The report’s author, Dr Helen Roberts, of the university’s accountancy and finance department, has called for a Government review of the trusts’ financial operations, while the trusts collectively have said they ‘‘fundamentally disagree’’ with the report.
The report said the Otago Community Trust’s community was $15.8 million worse off, while Community Trust South missed out on $10.1 million.
Community trusts invest in not-for-profit groups that make a positive contribution to the community.
The study examined how well the trusts managed their fund investments compared with Simplicity Funds, which is also a charity.
Trusts had outsourced their investment decisions to independent fund managers and that strategy had proven ‘‘very costly’’, Dr Roberts said.

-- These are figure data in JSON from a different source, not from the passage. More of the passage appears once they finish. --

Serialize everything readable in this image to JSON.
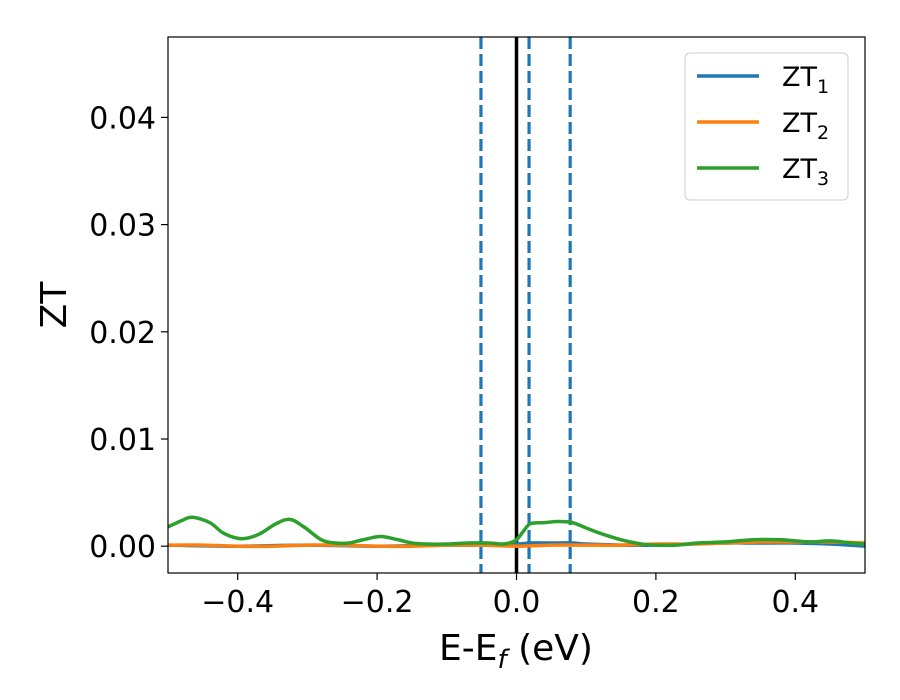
{
  "chart_data": {
    "type": "line",
    "xlabel_main": "E-E",
    "xlabel_sub": "f",
    "xlabel_unit": " (eV)",
    "ylabel": "ZT",
    "xlim": [
      -0.5,
      0.5
    ],
    "ylim": [
      -0.0025,
      0.0475
    ],
    "xticks": [
      -0.4,
      -0.2,
      0.0,
      0.2,
      0.4
    ],
    "xtick_labels": [
      "−0.4",
      "−0.2",
      "0.0",
      "0.2",
      "0.4"
    ],
    "yticks": [
      0.0,
      0.01,
      0.02,
      0.03,
      0.04
    ],
    "ytick_labels": [
      "0.00",
      "0.01",
      "0.02",
      "0.03",
      "0.04"
    ],
    "grid": false,
    "legend_position": "top-right",
    "vlines": [
      {
        "x": 0.0,
        "style": "solid",
        "color": "#000000"
      },
      {
        "x": -0.051,
        "style": "dashed",
        "color": "#1f77b4"
      },
      {
        "x": 0.018,
        "style": "dashed",
        "color": "#1f77b4"
      },
      {
        "x": 0.077,
        "style": "dashed",
        "color": "#1f77b4"
      }
    ],
    "series": [
      {
        "name_main": "ZT",
        "name_sub": "1",
        "color": "#1f77b4",
        "x": [
          -0.5,
          -0.4,
          -0.3,
          -0.2,
          -0.1,
          -0.05,
          0.0,
          0.02,
          0.05,
          0.08,
          0.1,
          0.15,
          0.2,
          0.25,
          0.3,
          0.35,
          0.4,
          0.45,
          0.5
        ],
        "y": [
          0.0001,
          0.0,
          0.0001,
          0.0,
          0.0001,
          0.0001,
          0.0002,
          0.0003,
          0.0003,
          0.0003,
          0.0002,
          0.0001,
          0.0001,
          0.0002,
          0.0003,
          0.0003,
          0.0003,
          0.0002,
          0.0
        ]
      },
      {
        "name_main": "ZT",
        "name_sub": "2",
        "color": "#ff7f0e",
        "x": [
          -0.5,
          -0.45,
          -0.4,
          -0.35,
          -0.3,
          -0.25,
          -0.2,
          -0.15,
          -0.1,
          -0.05,
          0.0,
          0.05,
          0.1,
          0.15,
          0.2,
          0.25,
          0.3,
          0.35,
          0.4,
          0.45,
          0.5
        ],
        "y": [
          0.0001,
          0.0001,
          0.0,
          0.0,
          0.0001,
          0.0001,
          0.0,
          0.0,
          0.0001,
          0.0001,
          0.0,
          0.0001,
          0.0001,
          0.0001,
          0.0002,
          0.0002,
          0.0003,
          0.0004,
          0.0004,
          0.0004,
          0.0003
        ]
      },
      {
        "name_main": "ZT",
        "name_sub": "3",
        "color": "#2ca02c",
        "x": [
          -0.5,
          -0.48,
          -0.465,
          -0.44,
          -0.42,
          -0.395,
          -0.37,
          -0.345,
          -0.325,
          -0.305,
          -0.28,
          -0.26,
          -0.24,
          -0.22,
          -0.195,
          -0.17,
          -0.15,
          -0.13,
          -0.1,
          -0.07,
          -0.04,
          -0.02,
          -0.01,
          0.0,
          0.01,
          0.02,
          0.04,
          0.06,
          0.08,
          0.1,
          0.12,
          0.15,
          0.18,
          0.2,
          0.23,
          0.26,
          0.3,
          0.34,
          0.38,
          0.42,
          0.45,
          0.48,
          0.5
        ],
        "y": [
          0.0018,
          0.0024,
          0.0027,
          0.0022,
          0.0012,
          0.0007,
          0.0011,
          0.0021,
          0.0025,
          0.0018,
          0.0006,
          0.0003,
          0.0003,
          0.0006,
          0.0009,
          0.0006,
          0.0003,
          0.0002,
          0.0002,
          0.0003,
          0.0003,
          0.0002,
          0.0003,
          0.0006,
          0.0014,
          0.0021,
          0.0022,
          0.0023,
          0.0022,
          0.0017,
          0.0012,
          0.0006,
          0.0002,
          0.0001,
          0.0001,
          0.0003,
          0.0004,
          0.0006,
          0.0006,
          0.0004,
          0.0005,
          0.0003,
          0.0002
        ]
      }
    ]
  }
}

Given the trusts had a fixed pool of money which local organisations depended on, the underperformance was a ‘‘serious concern’’, she said.
She believed the trusts were not maximising the amount of money they could make for their communities.
She also believed the trustees’ intentions were right, but more accountability was needed from them.
‘‘If are they are going to appoint fund managers, we need to make sure there intent is right and they make sure that it done in a way that maximises the return for the community.’’
She wanted Associate Minister of Finance Dr Megan Woods to review the study's findings.
‘‘This is a significant amount of money that belongs to the New Zealand public and we need to make sure they [decisions] are being made with the right amount of financial experience.’’
When contacted Otago Community Trust chief executive Barbara Bridger declined to comment and referred the ODT to a statement issued by Trust Waikato chief executive Dennis Turton on behalf of all trusts.
In it, Mr Turton said they had various concerns with the way the report had been prepared, including a fundamental disagreement that the short-term performance of Simplicity was an appropriate benchmark for analysing long-term community trust outcomes.
‘‘None of our trusts use an exclusively passive or an exclusively active strategy,’’ he said.
‘‘There are global standards for performance comparison that could have been utilised to provide more accurate and relevant results.
‘‘We have not received an explanation as to why Simplicity, a passive fund for retail investors, was selected as the most appropriate benchmark.’’
Other key concerns included a lack of control for differences to isolate the effects of a passive versus active management style, the three-year timeframe when trusts operated as inter-generational funds, and the lack of classification of asset classes other than equities, property and fixed income.
The paper also did not explicitly address the different context of each trust. Trusts had discretion over the amount they distributed to communities. Some of the criticisms also rested in part on an implicit assumption trustees participated in all investment decisions, which was incorrect, Mr Turton said.
A spokeswoman for Dr Woods said the minister had not yet had a chance to look at the report in detail and would be asking officials for advice on it.